Jack Connor's lives an idyllic life by the Portsmouth seaside married to Caitlin McAllen, a stunning billionaire heiress, and working at his two jobs as the Head of Radar Engineering of Marine Electronics and as the Director of Engineering of McAllen BlackGold, his powerful father-in-law Douglas McAllen's extreme engineering company in Oil & Gas. He loves his two sons from his first marriage and is amicably divorced from his beautiful first wife Marianne Connor. Their delicately balanced lives are shattered when sexy Michelle Williams, with whom Jack is having a secret affair and who is pregnant with his child, is found dead and Jack is arrested on suspicion for the murder.

Jeremy Stone brings London's top defence attorney, Harry Stavers, to handle his best friend's defence.

Who is the bald man with the tattoo of a skull seen entering the victim's house? Who is "KC" who Caitlin makes secret calls to from a untraceable mobile?
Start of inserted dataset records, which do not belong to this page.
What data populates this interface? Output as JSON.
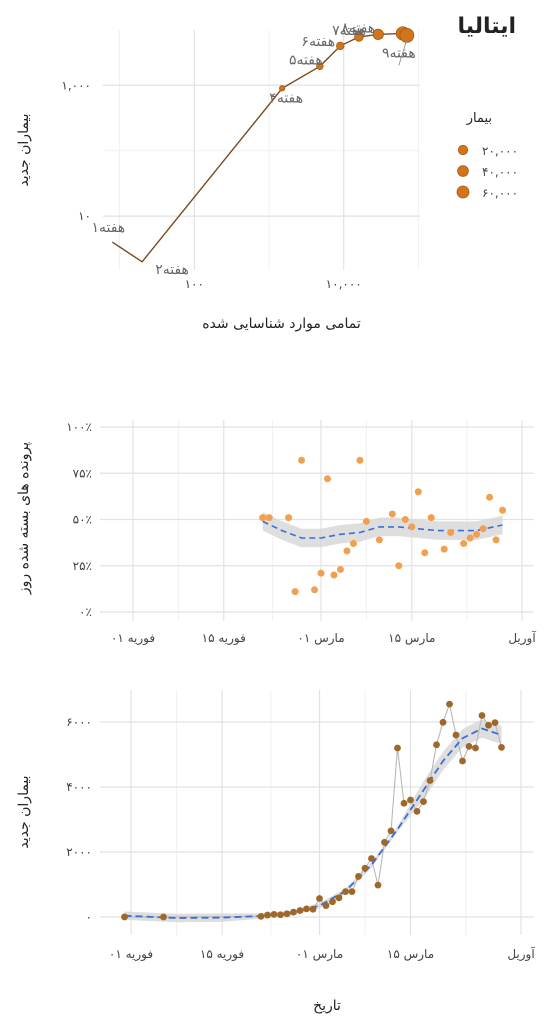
{
  "title": "ایتالیا",
  "chart_data": [
    {
      "type": "line",
      "scale": "log-log",
      "xlabel": "تمامی موارد شناسایی شده",
      "ylabel": "بیماران جدید",
      "xticks": [
        {
          "value": 100,
          "label": "۱۰۰"
        },
        {
          "value": 10000,
          "label": "۱۰,۰۰۰"
        }
      ],
      "yticks": [
        {
          "value": 10,
          "label": "۱۰"
        },
        {
          "value": 1000,
          "label": "۱,۰۰۰"
        }
      ],
      "xlim": [
        6,
        105000
      ],
      "ylim": [
        1.5,
        7000
      ],
      "x": [
        8,
        20,
        1500,
        4800,
        9000,
        16000,
        29000,
        62000,
        70000
      ],
      "y": [
        4,
        2,
        900,
        1950,
        4000,
        5500,
        6000,
        6200,
        5800
      ],
      "week_labels": [
        {
          "text": "هفته۱",
          "x": 8,
          "y": 4
        },
        {
          "text": "هفته۲",
          "x": 20,
          "y": 2
        },
        {
          "text": "هفته۴",
          "x": 1500,
          "y": 900
        },
        {
          "text": "هفته۵",
          "x": 4800,
          "y": 1950
        },
        {
          "text": "هفته۶",
          "x": 9000,
          "y": 4000
        },
        {
          "text": "هفته۷",
          "x": 16000,
          "y": 5500
        },
        {
          "text": "هفته۸",
          "x": 29000,
          "y": 6000
        },
        {
          "text": "هفته۹",
          "x": 70000,
          "y": 5800
        }
      ],
      "legend": {
        "title": "بیمار",
        "position": "right",
        "items": [
          {
            "label": "۲۰,۰۰۰",
            "value": 20000
          },
          {
            "label": "۴۰,۰۰۰",
            "value": 40000
          },
          {
            "label": "۶۰,۰۰۰",
            "value": 60000
          }
        ]
      },
      "colors": {
        "line": "#7a4a1e",
        "point": "#d2741a"
      }
    },
    {
      "type": "scatter",
      "ylabel": "پرونده های بسته شده روز",
      "x_dates": [
        "2020-02-01",
        "2020-02-15",
        "2020-03-01",
        "2020-03-15",
        "2020-04-01"
      ],
      "xticks": [
        "۰۱ فوریه",
        "۱۵ فوریه",
        "۰۱ مارس",
        "۱۵ مارس",
        "آوریل"
      ],
      "yticks": [
        "۰٪",
        "۲۵٪",
        "۵۰٪",
        "۷۵٪",
        "۱۰۰٪"
      ],
      "ylim": [
        0,
        100
      ],
      "points": [
        {
          "date": "2020-02-21",
          "y": 51
        },
        {
          "date": "2020-02-22",
          "y": 51
        },
        {
          "date": "2020-02-25",
          "y": 51
        },
        {
          "date": "2020-02-26",
          "y": 11
        },
        {
          "date": "2020-02-27",
          "y": 82
        },
        {
          "date": "2020-02-29",
          "y": 12
        },
        {
          "date": "2020-03-01",
          "y": 21
        },
        {
          "date": "2020-03-02",
          "y": 72
        },
        {
          "date": "2020-03-03",
          "y": 20
        },
        {
          "date": "2020-03-04",
          "y": 23
        },
        {
          "date": "2020-03-05",
          "y": 33
        },
        {
          "date": "2020-03-06",
          "y": 37
        },
        {
          "date": "2020-03-07",
          "y": 82
        },
        {
          "date": "2020-03-08",
          "y": 49
        },
        {
          "date": "2020-03-10",
          "y": 39
        },
        {
          "date": "2020-03-12",
          "y": 53
        },
        {
          "date": "2020-03-13",
          "y": 25
        },
        {
          "date": "2020-03-14",
          "y": 50
        },
        {
          "date": "2020-03-15",
          "y": 46
        },
        {
          "date": "2020-03-16",
          "y": 65
        },
        {
          "date": "2020-03-17",
          "y": 32
        },
        {
          "date": "2020-03-18",
          "y": 51
        },
        {
          "date": "2020-03-20",
          "y": 34
        },
        {
          "date": "2020-03-21",
          "y": 43
        },
        {
          "date": "2020-03-23",
          "y": 37
        },
        {
          "date": "2020-03-24",
          "y": 40
        },
        {
          "date": "2020-03-25",
          "y": 42
        },
        {
          "date": "2020-03-26",
          "y": 45
        },
        {
          "date": "2020-03-27",
          "y": 62
        },
        {
          "date": "2020-03-28",
          "y": 39
        },
        {
          "date": "2020-03-29",
          "y": 55
        }
      ],
      "smooth": [
        {
          "date": "2020-02-21",
          "y": 49
        },
        {
          "date": "2020-02-24",
          "y": 44
        },
        {
          "date": "2020-02-27",
          "y": 40
        },
        {
          "date": "2020-03-01",
          "y": 40
        },
        {
          "date": "2020-03-04",
          "y": 42
        },
        {
          "date": "2020-03-07",
          "y": 43
        },
        {
          "date": "2020-03-10",
          "y": 46
        },
        {
          "date": "2020-03-13",
          "y": 46
        },
        {
          "date": "2020-03-16",
          "y": 45
        },
        {
          "date": "2020-03-19",
          "y": 44
        },
        {
          "date": "2020-03-22",
          "y": 44
        },
        {
          "date": "2020-03-25",
          "y": 44
        },
        {
          "date": "2020-03-29",
          "y": 47
        }
      ],
      "colors": {
        "point": "#f0a050",
        "smooth": "#3a6fd8",
        "band": "#d6d6d6"
      }
    },
    {
      "type": "line",
      "xlabel": "تاریخ",
      "ylabel": "بیماران جدید",
      "x_dates": [
        "2020-02-01",
        "2020-02-15",
        "2020-03-01",
        "2020-03-15",
        "2020-04-01"
      ],
      "xticks": [
        "۰۱ فوریه",
        "۱۵ فوریه",
        "۰۱ مارس",
        "۱۵ مارس",
        "آوریل"
      ],
      "yticks": [
        {
          "value": 0,
          "label": "۰"
        },
        {
          "value": 2000,
          "label": "۲۰۰۰"
        },
        {
          "value": 4000,
          "label": "۴۰۰۰"
        },
        {
          "value": 6000,
          "label": "۶۰۰۰"
        }
      ],
      "ylim": [
        -300,
        6800
      ],
      "points": [
        {
          "date": "2020-01-31",
          "y": 2
        },
        {
          "date": "2020-02-06",
          "y": 1
        },
        {
          "date": "2020-02-21",
          "y": 20
        },
        {
          "date": "2020-02-22",
          "y": 60
        },
        {
          "date": "2020-02-23",
          "y": 80
        },
        {
          "date": "2020-02-24",
          "y": 70
        },
        {
          "date": "2020-02-25",
          "y": 100
        },
        {
          "date": "2020-02-26",
          "y": 150
        },
        {
          "date": "2020-02-27",
          "y": 200
        },
        {
          "date": "2020-02-28",
          "y": 250
        },
        {
          "date": "2020-02-29",
          "y": 240
        },
        {
          "date": "2020-03-01",
          "y": 570
        },
        {
          "date": "2020-03-02",
          "y": 350
        },
        {
          "date": "2020-03-03",
          "y": 470
        },
        {
          "date": "2020-03-04",
          "y": 590
        },
        {
          "date": "2020-03-05",
          "y": 780
        },
        {
          "date": "2020-03-06",
          "y": 780
        },
        {
          "date": "2020-03-07",
          "y": 1250
        },
        {
          "date": "2020-03-08",
          "y": 1500
        },
        {
          "date": "2020-03-09",
          "y": 1800
        },
        {
          "date": "2020-03-10",
          "y": 980
        },
        {
          "date": "2020-03-11",
          "y": 2300
        },
        {
          "date": "2020-03-12",
          "y": 2650
        },
        {
          "date": "2020-03-13",
          "y": 5200
        },
        {
          "date": "2020-03-14",
          "y": 3500
        },
        {
          "date": "2020-03-15",
          "y": 3600
        },
        {
          "date": "2020-03-16",
          "y": 3250
        },
        {
          "date": "2020-03-17",
          "y": 3550
        },
        {
          "date": "2020-03-18",
          "y": 4200
        },
        {
          "date": "2020-03-19",
          "y": 5300
        },
        {
          "date": "2020-03-20",
          "y": 5990
        },
        {
          "date": "2020-03-21",
          "y": 6550
        },
        {
          "date": "2020-03-22",
          "y": 5600
        },
        {
          "date": "2020-03-23",
          "y": 4800
        },
        {
          "date": "2020-03-24",
          "y": 5250
        },
        {
          "date": "2020-03-25",
          "y": 5200
        },
        {
          "date": "2020-03-26",
          "y": 6200
        },
        {
          "date": "2020-03-27",
          "y": 5900
        },
        {
          "date": "2020-03-28",
          "y": 5980
        },
        {
          "date": "2020-03-29",
          "y": 5220
        }
      ],
      "smooth": [
        {
          "date": "2020-01-31",
          "y": 40
        },
        {
          "date": "2020-02-08",
          "y": -30
        },
        {
          "date": "2020-02-15",
          "y": -20
        },
        {
          "date": "2020-02-21",
          "y": 30
        },
        {
          "date": "2020-02-26",
          "y": 130
        },
        {
          "date": "2020-03-01",
          "y": 350
        },
        {
          "date": "2020-03-05",
          "y": 800
        },
        {
          "date": "2020-03-09",
          "y": 1600
        },
        {
          "date": "2020-03-13",
          "y": 2700
        },
        {
          "date": "2020-03-17",
          "y": 3900
        },
        {
          "date": "2020-03-20",
          "y": 4800
        },
        {
          "date": "2020-03-23",
          "y": 5500
        },
        {
          "date": "2020-03-26",
          "y": 5800
        },
        {
          "date": "2020-03-29",
          "y": 5600
        }
      ],
      "colors": {
        "point": "#a0672a",
        "line": "#b8b8b8",
        "smooth": "#3a6fd8",
        "band": "#d6d6d6"
      }
    }
  ]
}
Has powerful Douglas McAllen already killed his daughter's first partner and is he capable of killing again? Is Caitlin's brother Ronnie McAllen's power struggle with Jack for the control of McAllen Industries so intense that he is prepared to kill and frame his brother-in-law? Is the divorce from Jack's first wife as amicable on her part as they believe it to be? Are his sons prepared to kill for their vast inheritance? Who are the ghosts from Caitlin's past in Aberdeen, Scotland haunting the marriage? What is the involvement of Jack's manager at Marine Electronics?

While Jack is charged and his murder trial proceeds in the Crown Court under barrister Harry Stavers' expert care, Jeremy runs a race against time to find the real killer and save his friend's life, if he is in fact innocent, in a tense saga of love, power, and ambition.